Political Secrecy and Hidden Agendas
dnorris10 October 23rd, 2005
John W. Dean, former White House counsel to President Richard M. Nixon, criticized the Bush administration’s penchant for secrecy, and drew parallels between this administration and the one in which he served from 1970 to 1973 in a speech at The College of Wooster last night. Dean addressed a crowd of almost 1,000 Wooster students, faculty, and local residents at McGaw Chapel in the opening event of the 2005 Wooster Forum.
Dean, whose most recent book is titled Worse Than Watergate: The Secret Presidency of George W. Bush, also asserted that an unprecedented level of authority has been concentrated in the office of Vice President Richard B. Cheney.
“Decisions that used to go into the president’s office now go into the vice president’s office and don’t go any further.” Cheney acts as “a super chief of staff who is president in all but name,” Dean claimed. “But the problem is Cheney doesn’t answer any questions. He only has to answer to George Bush.”
During the question and answer period, one Wooster student drew laughter from both Dean and the crowd by asking why “your Independent Study is missing from the library’s special collections.”

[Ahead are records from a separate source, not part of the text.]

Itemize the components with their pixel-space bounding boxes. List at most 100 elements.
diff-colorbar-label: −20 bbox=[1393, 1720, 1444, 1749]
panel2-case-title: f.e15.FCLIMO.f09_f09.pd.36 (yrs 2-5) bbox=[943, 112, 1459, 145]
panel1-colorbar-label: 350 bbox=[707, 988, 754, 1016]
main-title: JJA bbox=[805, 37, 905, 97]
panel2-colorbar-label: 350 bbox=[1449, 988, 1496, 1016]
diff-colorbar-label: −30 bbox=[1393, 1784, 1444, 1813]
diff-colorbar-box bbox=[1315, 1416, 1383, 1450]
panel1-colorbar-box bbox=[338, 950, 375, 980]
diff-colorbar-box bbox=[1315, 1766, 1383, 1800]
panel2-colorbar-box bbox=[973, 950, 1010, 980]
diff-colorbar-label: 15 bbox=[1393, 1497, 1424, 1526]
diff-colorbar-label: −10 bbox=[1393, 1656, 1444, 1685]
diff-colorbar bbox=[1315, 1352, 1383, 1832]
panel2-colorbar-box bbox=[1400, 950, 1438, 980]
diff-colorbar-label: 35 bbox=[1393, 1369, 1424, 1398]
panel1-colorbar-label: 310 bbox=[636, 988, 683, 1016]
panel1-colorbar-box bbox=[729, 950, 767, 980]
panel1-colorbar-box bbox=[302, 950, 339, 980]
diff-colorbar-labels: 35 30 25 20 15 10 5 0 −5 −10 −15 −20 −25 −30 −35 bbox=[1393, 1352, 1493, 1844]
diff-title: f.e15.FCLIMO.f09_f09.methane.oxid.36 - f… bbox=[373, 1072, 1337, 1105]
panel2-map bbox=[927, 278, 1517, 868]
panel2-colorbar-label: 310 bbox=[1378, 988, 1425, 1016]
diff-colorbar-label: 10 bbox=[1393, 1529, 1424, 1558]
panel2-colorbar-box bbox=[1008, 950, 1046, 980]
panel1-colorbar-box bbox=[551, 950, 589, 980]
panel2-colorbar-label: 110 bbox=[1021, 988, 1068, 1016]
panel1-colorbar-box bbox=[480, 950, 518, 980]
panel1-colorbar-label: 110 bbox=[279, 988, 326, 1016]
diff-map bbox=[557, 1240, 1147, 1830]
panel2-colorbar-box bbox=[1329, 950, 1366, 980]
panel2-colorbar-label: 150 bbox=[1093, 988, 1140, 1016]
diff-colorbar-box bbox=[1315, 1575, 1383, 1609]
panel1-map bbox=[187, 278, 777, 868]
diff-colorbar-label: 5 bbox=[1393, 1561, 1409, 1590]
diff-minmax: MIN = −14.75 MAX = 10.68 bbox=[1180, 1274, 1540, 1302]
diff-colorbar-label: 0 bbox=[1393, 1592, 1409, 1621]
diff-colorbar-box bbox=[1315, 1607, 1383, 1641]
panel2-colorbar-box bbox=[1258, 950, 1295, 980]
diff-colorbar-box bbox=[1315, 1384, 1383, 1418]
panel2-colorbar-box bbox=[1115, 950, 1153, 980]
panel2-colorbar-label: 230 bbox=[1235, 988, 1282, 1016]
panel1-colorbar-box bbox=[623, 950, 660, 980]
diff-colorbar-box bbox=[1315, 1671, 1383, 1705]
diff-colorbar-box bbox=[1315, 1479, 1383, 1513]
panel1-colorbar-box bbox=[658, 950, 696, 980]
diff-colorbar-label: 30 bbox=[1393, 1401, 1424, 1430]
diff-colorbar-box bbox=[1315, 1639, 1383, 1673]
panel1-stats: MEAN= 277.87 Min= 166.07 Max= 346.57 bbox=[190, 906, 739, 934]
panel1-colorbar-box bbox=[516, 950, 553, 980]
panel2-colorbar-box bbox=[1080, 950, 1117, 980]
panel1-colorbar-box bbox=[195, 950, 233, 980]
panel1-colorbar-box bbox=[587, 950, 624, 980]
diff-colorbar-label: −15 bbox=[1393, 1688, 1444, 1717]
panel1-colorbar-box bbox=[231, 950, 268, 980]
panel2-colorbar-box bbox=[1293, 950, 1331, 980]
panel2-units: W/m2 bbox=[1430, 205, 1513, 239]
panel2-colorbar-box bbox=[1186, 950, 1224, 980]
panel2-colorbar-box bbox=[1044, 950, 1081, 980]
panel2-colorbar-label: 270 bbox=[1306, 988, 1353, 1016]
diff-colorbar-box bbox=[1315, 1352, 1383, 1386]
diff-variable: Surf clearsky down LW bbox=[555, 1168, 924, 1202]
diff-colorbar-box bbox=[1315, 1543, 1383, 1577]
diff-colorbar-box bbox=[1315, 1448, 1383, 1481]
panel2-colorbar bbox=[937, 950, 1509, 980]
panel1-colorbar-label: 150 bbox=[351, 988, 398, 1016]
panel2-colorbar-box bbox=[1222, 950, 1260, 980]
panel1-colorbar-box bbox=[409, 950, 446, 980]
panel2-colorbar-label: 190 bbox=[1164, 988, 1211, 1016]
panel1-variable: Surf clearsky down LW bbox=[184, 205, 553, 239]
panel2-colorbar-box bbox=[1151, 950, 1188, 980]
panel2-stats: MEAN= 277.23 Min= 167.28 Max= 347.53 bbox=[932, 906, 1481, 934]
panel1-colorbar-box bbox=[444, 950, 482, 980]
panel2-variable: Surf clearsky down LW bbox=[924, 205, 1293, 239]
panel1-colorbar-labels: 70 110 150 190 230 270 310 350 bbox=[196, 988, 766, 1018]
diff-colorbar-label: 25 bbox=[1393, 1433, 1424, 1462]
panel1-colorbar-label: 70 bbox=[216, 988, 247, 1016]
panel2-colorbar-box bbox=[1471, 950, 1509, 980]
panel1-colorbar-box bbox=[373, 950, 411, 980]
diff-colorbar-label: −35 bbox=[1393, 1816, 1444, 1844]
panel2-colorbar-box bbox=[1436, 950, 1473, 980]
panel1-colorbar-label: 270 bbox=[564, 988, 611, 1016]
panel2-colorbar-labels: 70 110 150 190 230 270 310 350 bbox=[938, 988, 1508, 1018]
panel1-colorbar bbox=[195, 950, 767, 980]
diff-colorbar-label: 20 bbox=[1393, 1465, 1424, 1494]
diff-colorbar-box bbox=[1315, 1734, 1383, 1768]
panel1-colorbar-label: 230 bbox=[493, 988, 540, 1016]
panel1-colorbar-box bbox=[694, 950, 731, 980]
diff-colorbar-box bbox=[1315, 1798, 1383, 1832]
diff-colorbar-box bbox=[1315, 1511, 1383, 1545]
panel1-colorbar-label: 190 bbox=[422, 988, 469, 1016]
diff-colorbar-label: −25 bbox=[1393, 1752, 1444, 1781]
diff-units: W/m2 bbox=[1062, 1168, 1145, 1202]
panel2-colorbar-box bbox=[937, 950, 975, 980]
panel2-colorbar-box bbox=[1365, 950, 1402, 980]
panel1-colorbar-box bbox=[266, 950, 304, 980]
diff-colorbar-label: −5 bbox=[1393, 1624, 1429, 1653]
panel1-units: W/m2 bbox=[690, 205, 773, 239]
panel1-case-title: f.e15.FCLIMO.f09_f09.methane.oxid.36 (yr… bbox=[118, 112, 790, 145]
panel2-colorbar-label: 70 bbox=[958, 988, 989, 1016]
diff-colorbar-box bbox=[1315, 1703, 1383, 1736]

Dean, a 1961 graduate of the college who double majored in English and political science, explained that John Baker, the adviser for his I.S., “Verisimilitude in the Political Novel,” later became head counsel for the National Council of Churches in Washington. One day, when Dean was serving as White House counsel, their paths crossed.
“John looked at me and said, ‘You know, I never liked your Independent Study,’” Dean recalled. “I think that’s what happened to it.”